Second, unless there is a REALLY GOOD REASON that you can't wait one minute to receive an alert, you shouldn't set alerts on real-time searches. Consider the actual real-life work environment. The frequency should be driven based on WHO REALLY NEEDS TO KNOW and HOW FAST WILL THEY NEED TO RESPOND.
How fast is someone really going to respond? How fast does someone really need to know? If there is not a person hired to sit at a console to respond to an emergency NOW if the alert goes off, then your business use case is probably for a periodic search, every 5m or 15m or 1h or whatever. If it is information-only for planning purposes, then running the job every HOUR is too frequent.
Typically, default to 5m if someone needs to know what is happening now. Upgrade to 3m or 2m or 1m only if there's a strong need for minute-by-minute visibility and someone is actually working that KPI as their major responsibility. Or, if there's money or lives involved and data delayed by 3m could actually hurt someone.
First, when you have duplicates of alerts, it is usually because you are searching across a time range longer than the frequency you run the alert on. If you run a job every 5 minutes that tests a 30 minute period, then it will alert 5-6 times on the same data. Likewise, if you are doing a realtime search, it could trigger each time a new event matches the pattern, even if it produces the same alert record (for instance if you were alerting on a series of events using the _time of the first record after X records were detected.) Avoid that issue either by setting the throttle options, or by adjusting the time range for the alert and the frequency in tandem with each other.
Second, unless there is a REALLY GOOD REASON that you can't wait one minute to receive an alert, you shouldn't set alerts on real-time searches. Consider the actual real-life work environment. The frequency should be driven based on WHO REALLY NEEDS TO KNOW and HOW FAST WILL THEY NEED TO RESPOND.

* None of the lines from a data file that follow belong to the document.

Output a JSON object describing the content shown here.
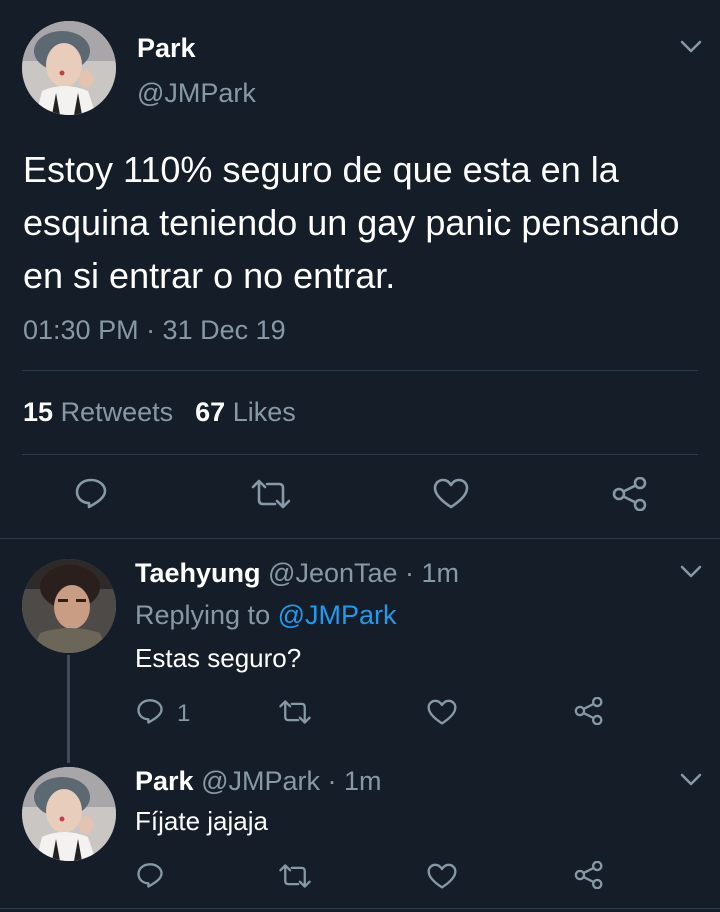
{
  "colors": {
    "background": "#151d29",
    "muted_text": "#8899a6",
    "link": "#1d9bf0",
    "divider": "#2e3b4a"
  },
  "main_tweet": {
    "name": "Park",
    "handle": "@JMPark",
    "text": "Estoy 110% seguro de que esta en la esquina teniendo un gay panic pensando en si entrar o no entrar.",
    "time": "01:30 PM · 31 Dec 19",
    "retweet_count": "15",
    "retweet_label": "Retweets",
    "like_count": "67",
    "like_label": "Likes",
    "actions": [
      "reply-icon",
      "retweet-icon",
      "like-icon",
      "share-icon"
    ]
  },
  "replies": [
    {
      "name": "Taehyung",
      "handle": "@JeonTae",
      "time": "· 1m",
      "replying_label": "Replying to",
      "replying_handle": "@JMPark",
      "text": "Estas seguro?",
      "reply_count": "1"
    },
    {
      "name": "Park",
      "handle": "@JMPark",
      "time": "· 1m",
      "text": "Fíjate jajaja"
    }
  ]
}
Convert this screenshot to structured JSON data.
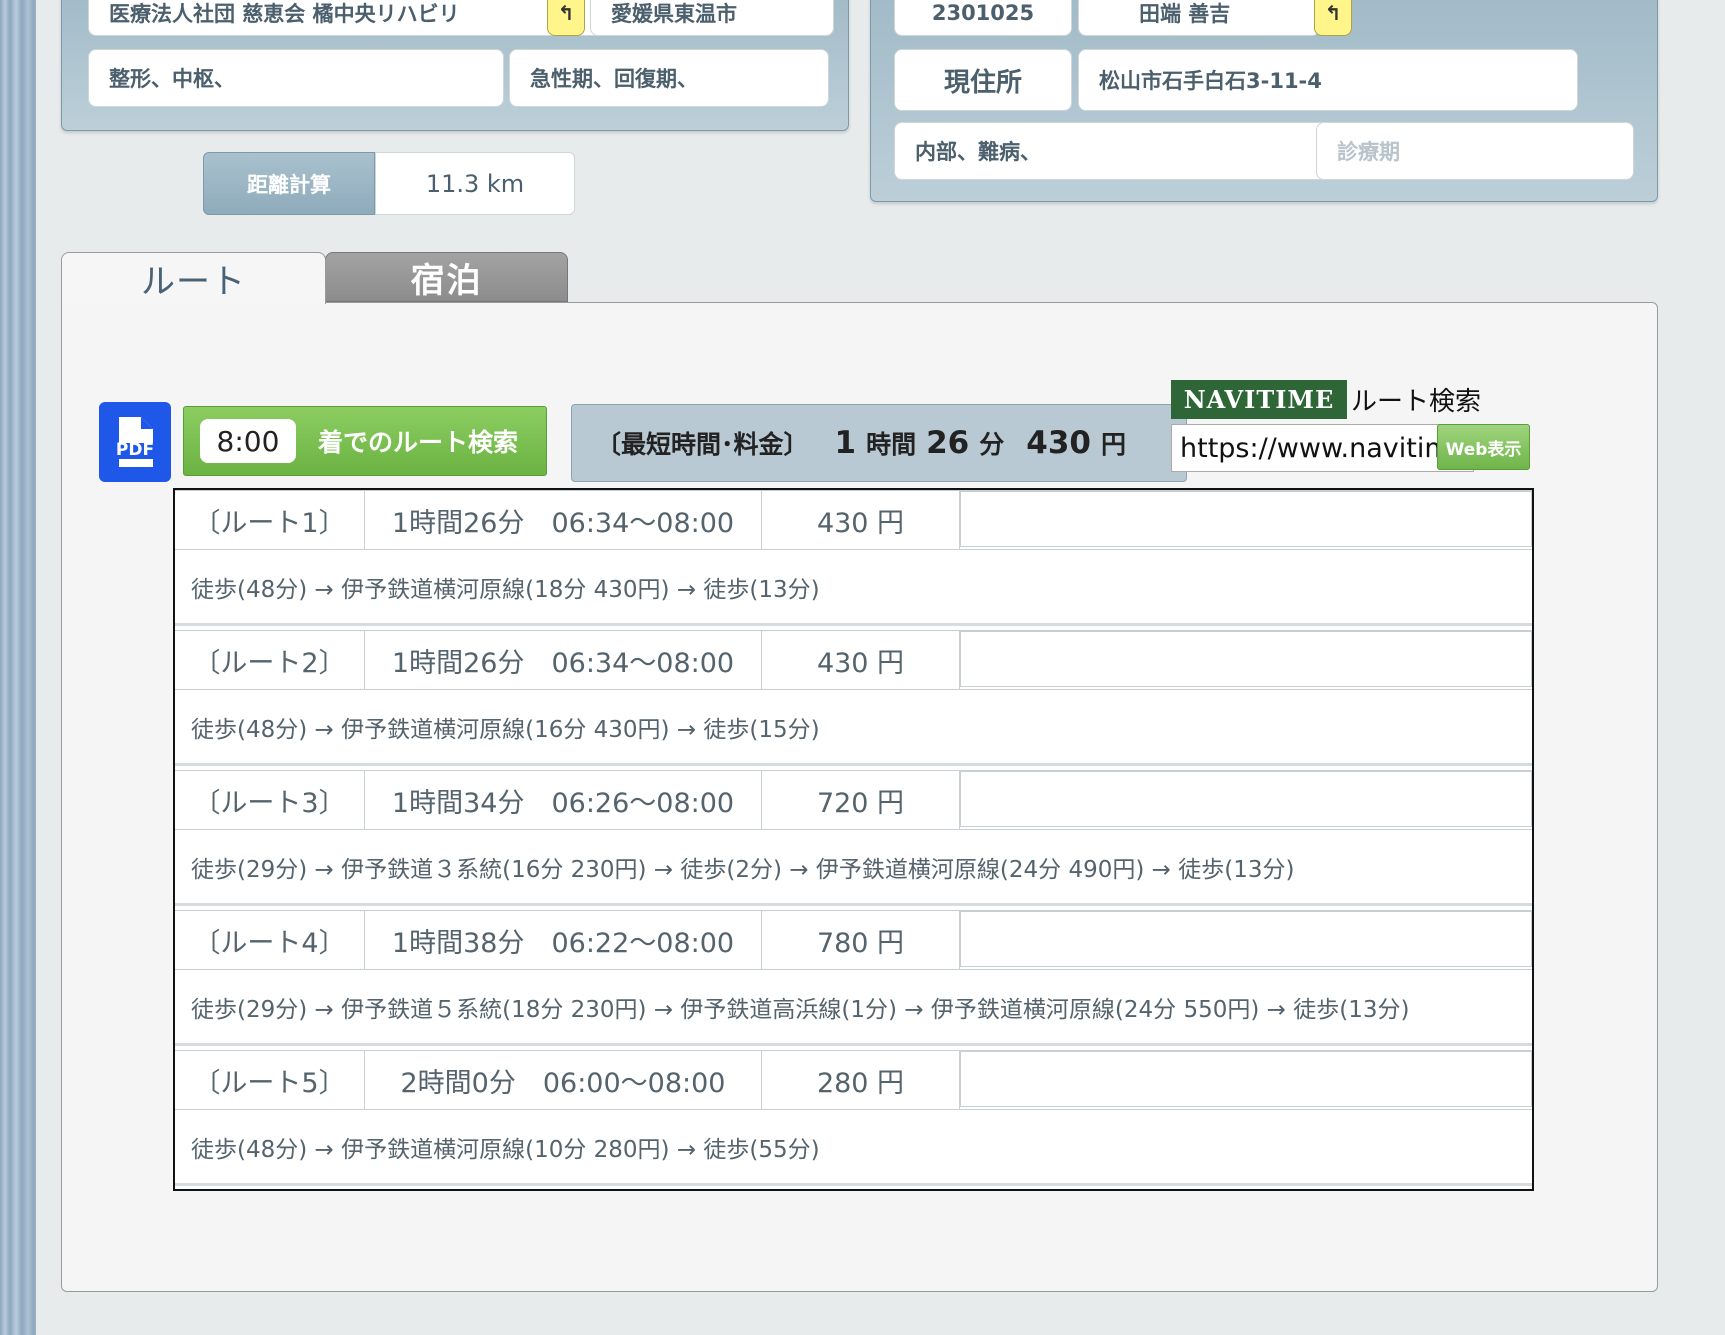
{
  "hospital_panel": {
    "facility_name": "医療法人社団 慈恵会 橘中央リハビリ",
    "prefecture_city": "愛媛県東温市",
    "departments": "整形、中枢、",
    "phases": "急性期、回復期、"
  },
  "patient_panel": {
    "patient_id": "2301025",
    "patient_name": "田端 善吉",
    "address_label": "現住所",
    "address": "松山市石手白石3-11-4",
    "departments": "内部、難病、",
    "phase_placeholder": "診療期"
  },
  "distance": {
    "button_label": "距離計算",
    "value": "11.3 km"
  },
  "tabs": [
    {
      "label": "ルート",
      "active": true
    },
    {
      "label": "宿泊",
      "active": false
    }
  ],
  "search": {
    "pdf_label": "PDF",
    "arrival_time": "8:00",
    "search_label": "着でのルート検索"
  },
  "summary": {
    "label": "〔最短時間･料金〕",
    "hours": "1",
    "hours_unit": "時間",
    "minutes": "26",
    "minutes_unit": "分",
    "price": "430",
    "price_unit": "円"
  },
  "navitime": {
    "logo": "NAVITIME",
    "title": "ルート検索",
    "url": "https://www.navitime.co.jp/",
    "web_button": "Web表示"
  },
  "routes": [
    {
      "name": "〔ルート1〕",
      "time": "1時間26分　06:34〜08:00",
      "price": "430 円",
      "detail": "徒歩(48分) → 伊予鉄道横河原線(18分 430円) → 徒歩(13分)"
    },
    {
      "name": "〔ルート2〕",
      "time": "1時間26分　06:34〜08:00",
      "price": "430 円",
      "detail": "徒歩(48分) → 伊予鉄道横河原線(16分 430円) → 徒歩(15分)"
    },
    {
      "name": "〔ルート3〕",
      "time": "1時間34分　06:26〜08:00",
      "price": "720 円",
      "detail": "徒歩(29分) → 伊予鉄道３系統(16分 230円) → 徒歩(2分) → 伊予鉄道横河原線(24分 490円) → 徒歩(13分)"
    },
    {
      "name": "〔ルート4〕",
      "time": "1時間38分　06:22〜08:00",
      "price": "780 円",
      "detail": "徒歩(29分) → 伊予鉄道５系統(18分 230円) → 伊予鉄道高浜線(1分) → 伊予鉄道横河原線(24分 550円) → 徒歩(13分)"
    },
    {
      "name": "〔ルート5〕",
      "time": "2時間0分　06:00〜08:00",
      "price": "280 円",
      "detail": "徒歩(48分) → 伊予鉄道横河原線(10分 280円) → 徒歩(55分)"
    }
  ]
}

How fast is someone really going to respond? How fast does someone really need to know? If there is not a person hired to sit at a console to respond to an emergency NOW if the alert goes off, then your business use case is probably for a periodic search, every 5m or 15m or 1h or whatever. If it is information-only for planning purposes, then running the job every HOUR is too frequent.
Typically, default to 5m if someone needs to know what is happening now. Upgrade to 3m or 2m or 1m only if there's a strong need for minute-by-minute visibility and someone is actually working that KPI as their major responsibility. Or, if there's money or lives involved and data delayed by 3m could actually hurt someone.

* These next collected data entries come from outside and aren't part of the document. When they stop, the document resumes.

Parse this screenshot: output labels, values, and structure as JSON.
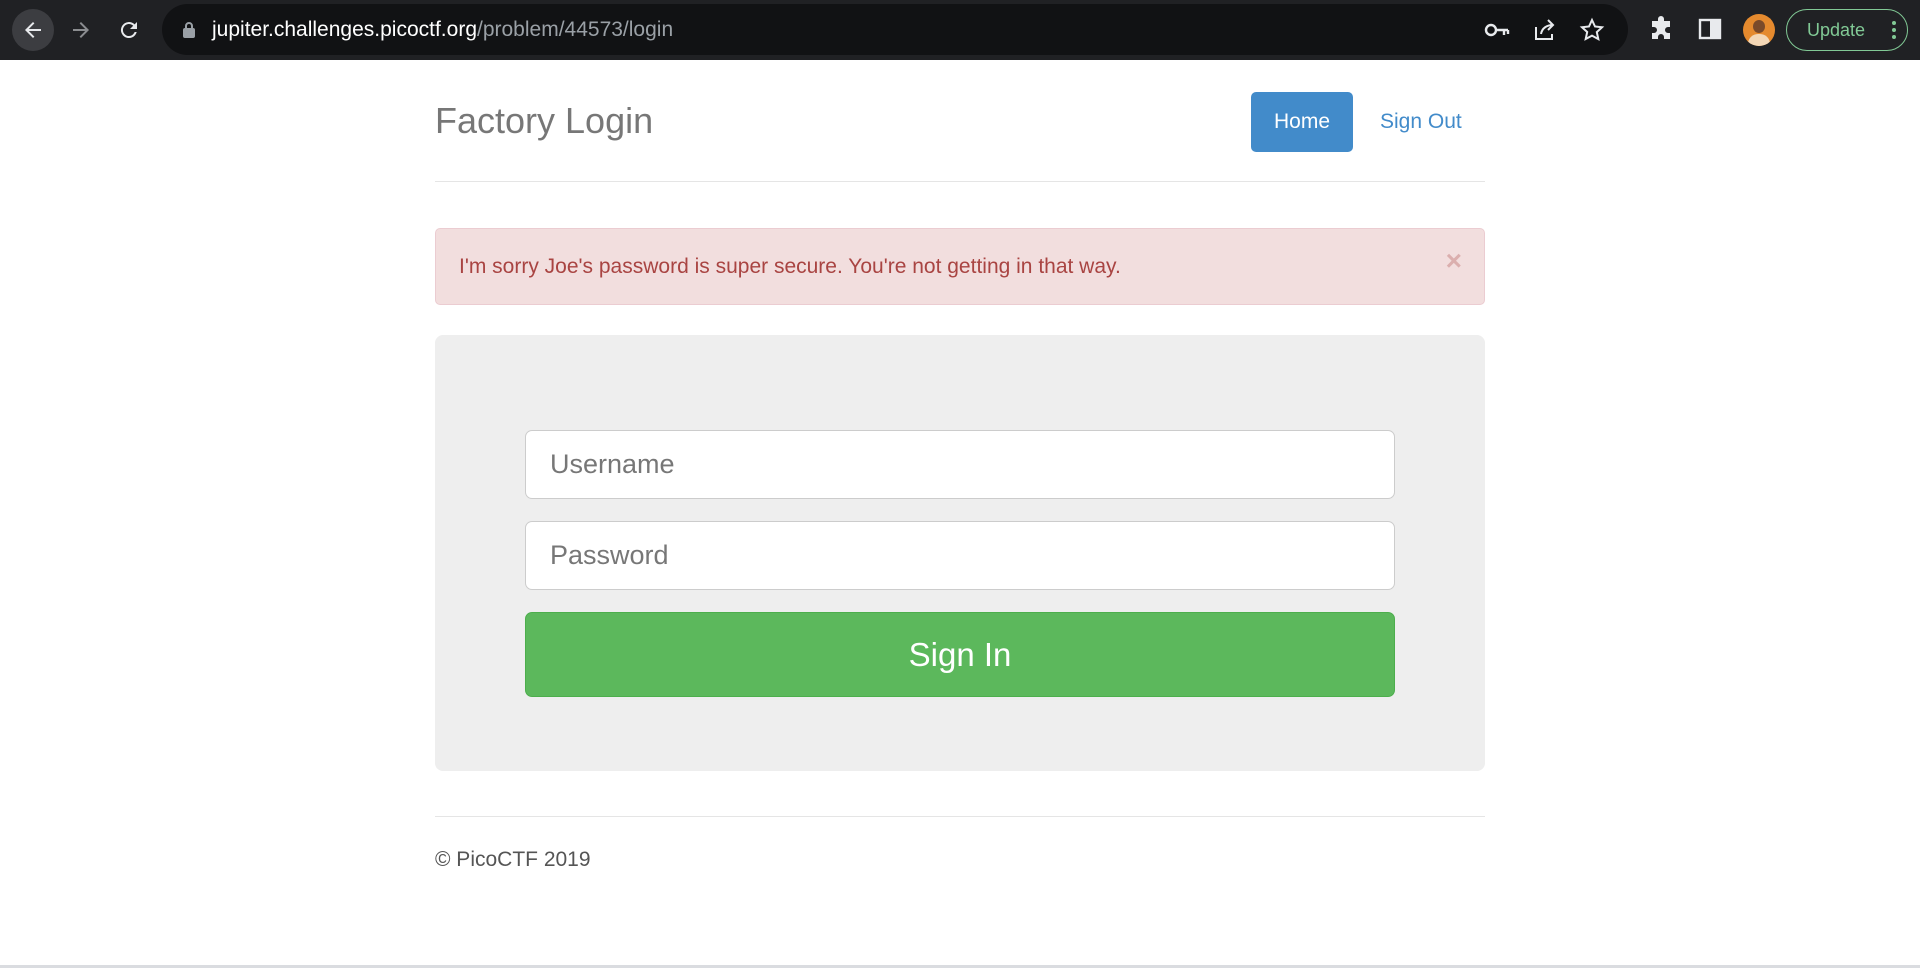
{
  "browser": {
    "url_host": "jupiter.challenges.picoctf.org",
    "url_path": "/problem/44573/login",
    "update_label": "Update"
  },
  "site": {
    "title": "Factory Login",
    "nav": {
      "home_label": "Home",
      "signout_label": "Sign Out"
    }
  },
  "alert": {
    "message": "I'm sorry Joe's password is super secure. You're not getting in that way.",
    "close_glyph": "×"
  },
  "login_form": {
    "username_placeholder": "Username",
    "password_placeholder": "Password",
    "submit_label": "Sign In"
  },
  "footer": {
    "text": "© PicoCTF 2019"
  },
  "colors": {
    "primary": "#428bca",
    "success": "#5cb85c",
    "alert_bg": "#f2dede",
    "alert_text": "#a94442"
  }
}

THANK YOU. Real-time alerts spammed our dispatch folder and ended up breaking the entire Splunk interface. Cleared /var/run/splunk/dispatch and modded the real-time alerts and boom, fixed.
If anyone doesn't know cron schedules, setting to "* * * * *" should fix this problem. It's alerting every minute instead of real-time.
@nick405060 - yes, you can default to every minute if that's appropriate to the use case. Ideally, though, you want to spread them out more, so that some are running every 3 minutes on (0,3...57), some on (1,4...58) and some on (2,5,...59). This avoids having a half zillion skipped searches affecting your health stats, just because they are all trying to run at the same moment every 1 minute. Also, where accurate for the particular use case and KPI, you really want to reduce the frequency on the less urgent/critical KPIs to leave bandwidth for the most critical ones.
The problem is almost certainly related to your use of SHC. Why are you in a SHC? How many active users do you have logging into Splunk and what is the maximum expected simultaneous number of users?